The supply and demand of something together determine that items scarcity. Scarcity, in turn, helps determine the value and, to a certain degree, the price of that thing. The price is the amount of value the supplier and demander agree to exchange. For example, if the supplier of a glass of milk (a farmer, perhaps) asks for a dollar, and the demander of the milk (the customer) agrees, then the price of the milk is one dollar. If the farmer asks for 7 trillion dollars for his glass of milk, and the demander doesn't want to pay such an outrageous price, then the price of the milk has not yet been decided. Just because the farmer wants 7 trillion dollars does not mean that the price is 7 trillion dollars. This would just be an offer.
Every transaction can be seen in two different ways. For example, in the example above, the supplier was the person with milk, and the demander was the person with dollars. But money is a commodity, too. We could easily look at the transaction in the opposite way: the farmer can just as easily be considered the demander who is buying dollars, and the supplier could easily be considered the customer who is supplying the money. The transaction could be described as “the farmer is buying money with milk, and the customer is selling money for milk” just as easily as it could be described as “the farmer is selling milk for money, and the customer is buying milk with money”. Both people are demanding something, and both people are supplying something; money is a commodity just like everything else.

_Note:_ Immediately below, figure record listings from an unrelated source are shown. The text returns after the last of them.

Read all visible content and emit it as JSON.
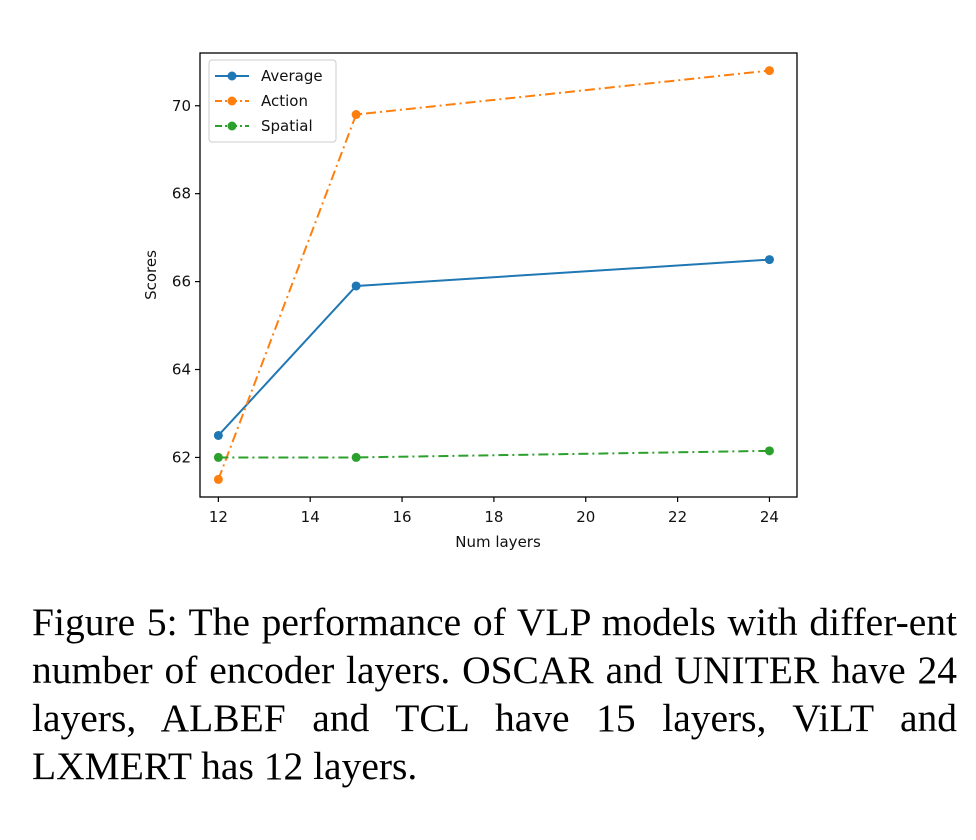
{
  "chart_data": {
    "type": "line",
    "title": "",
    "xlabel": "Num layers",
    "ylabel": "Scores",
    "x": [
      12,
      15,
      24
    ],
    "xlim": [
      11.6,
      24.6
    ],
    "ylim": [
      61.1,
      71.2
    ],
    "xticks": [
      12,
      14,
      16,
      18,
      20,
      22,
      24
    ],
    "yticks": [
      62,
      64,
      66,
      68,
      70
    ],
    "grid": false,
    "legend_position": "top-left",
    "series": [
      {
        "name": "Average",
        "values": [
          62.5,
          65.9,
          66.5
        ],
        "color": "#1f77b4",
        "linestyle": "solid",
        "marker": "circle"
      },
      {
        "name": "Action",
        "values": [
          61.5,
          69.8,
          70.8
        ],
        "color": "#ff7f0e",
        "linestyle": "dashdot",
        "marker": "circle"
      },
      {
        "name": "Spatial",
        "values": [
          62.0,
          62.0,
          62.15
        ],
        "color": "#2ca02c",
        "linestyle": "dashdot",
        "marker": "circle"
      }
    ]
  },
  "caption": {
    "text": "Figure 5: The performance of VLP models with differ-ent number of encoder layers. OSCAR and UNITER have 24 layers, ALBEF and TCL have 15 layers, ViLT and LXMERT has 12 layers."
  }
}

Although it seems like some mystic and magical entity, “money” is in no way any more mystical than other commodities like “corn”, “computers”, “pencils”, “labor”, or any other good or service. Prices can exist without money. Indeed, bartering societies existed throughout history. But even so, money is just another commodity, which means that currently we're just bartering with one another and it just so happens that half of all transactions involve dollars. We will discuss money, and what makes it seem like it isn't a commodity later in this series of articles.
Of course money is a commodity. And we need to look at who controls the availability - or not - of money, because that ultimately determines the "value" of everything.
The central banks. Oh look - the President of Poland along with the head of the Polish central bank and the Polish Chief of staff just died in a plane crash.
And the head of the Abu Dhabi Sovereign wealth fund died in another plane crash a week before. How odd. Not really big news is it? Why is that?
We are screwed. :(
Oh - I was just agreeing with you. Things are coming to a head right now and there seems to be some strange things going on that are directly related. Poland was the only European country to argue against printing trillions of Euros/Zlotys out of thin air. ;)
I will look that book up. Thanks.
Hopefully I will get a handle on all of this as I read through your hubs.
very nice example of milk and dollar. overall good informative hub..i like that...
I have recently published hub on shadow prices..










Jeff Berndt Level 4 Commenter 2 years ago
Excellent start to what looks like a promising series. I look forward to reading the rest of them.